What's causing the error message in the above code? Am I missing something?
Update:
#include <iostream>
using namespace std;
class B
{
public:
int getMsg(int i)
{
return i + 1;
}
};
class A
{
B b;
public:
void run()
{
taunt(b.getMsg);
}
void taunt(int (B::*msg)(int))
{
cout << (*msg)(1) << endl;
}
};
int main()
{
A a;
a.run();
}
t.cpp: In member function 'void A::run()':
Line 19: error: no matching function for call to 'A::taunt()'
compilation terminated due to -Wfatal-errors.
I'm still getting the same error after changing (*msg)(int) to (B::*msg)(int)
b.getMsg is not the correct way to form a pointer to member, you need &B::getMsg.
(*msg)(1) is not the correct way to call a function through a pointer to member you need to specify an object to call the function on, e.g. (using a temporary) (B().*msg)(1).
The right way to do such things in OOP is to use interfaces so all you need to do is to define an interface and implement it in B class after that pass the pointer of instance which implements this interface to your method in class A.
class IB{
public:
virtual void doSomething()=0;
};
class B: public IB{
public:
virtual void doSomething(){...}
};
class A{
public:
void doSomethingWithB(IB* b){b->doSomething();}
};
This works in VS 2010. The output is the same on all lines:
#include <iostream>
#include <memory>
#include <functional>
using namespace std;
using namespace std::placeholders;
class A
{
public:
int foo(int a, float b)
{
return int(a*b);
}
};
int main(int argc, char* argv[])
{
A temp;
int x = 5;
float y = 3.5;
auto a = std::mem_fn(&A::foo);
cout << a(&temp, x, y) << endl;
auto b = std::bind(a, &temp, x, y);
cout << b() << endl;
auto c = std::bind(std::mem_fn(&A::foo), &temp, _1, y);
cout << c(5) << endl;
}
Basically, you use std::mem_fn to get your callable object for the member function, and then std::bind if you want to bind additional parameters, including the object pointer itself.
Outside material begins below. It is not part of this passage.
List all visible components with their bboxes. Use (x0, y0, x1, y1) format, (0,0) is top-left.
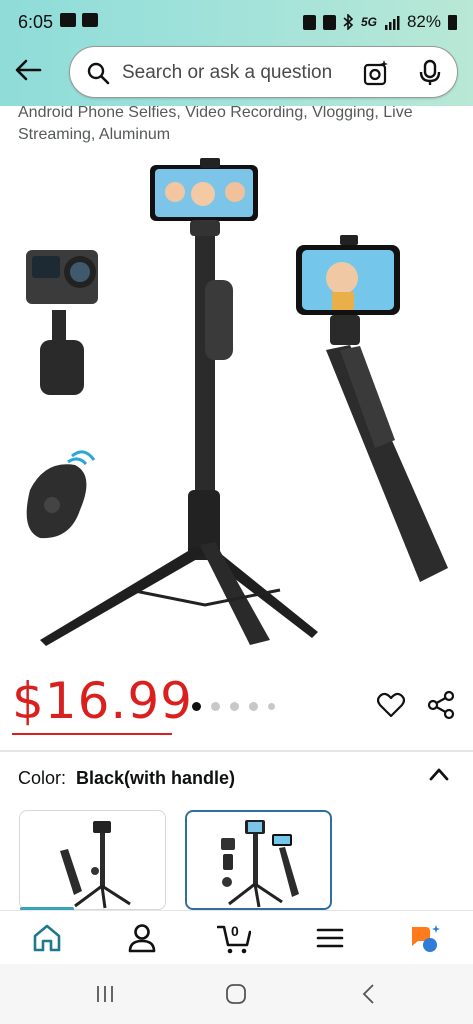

I'm pretty sure there's a way to use std::ref to encapsulate a reference to the object too if you'd prefer that. I also included the _1 forwarding marker just for another way to specify some parameters in the bind, but not others. You could even specify everything BUT the class instance if you wanted the same parameters to everything but have it work on different objects. Up to you.
If you'd rather use boost::bind it recognizes member functions and you can just put it all on one line a bit to be a bit shorter: auto e = boost::bind(&A::foo, &temp, x, y) but obviously it's not much more to use completely std C++11 calls either.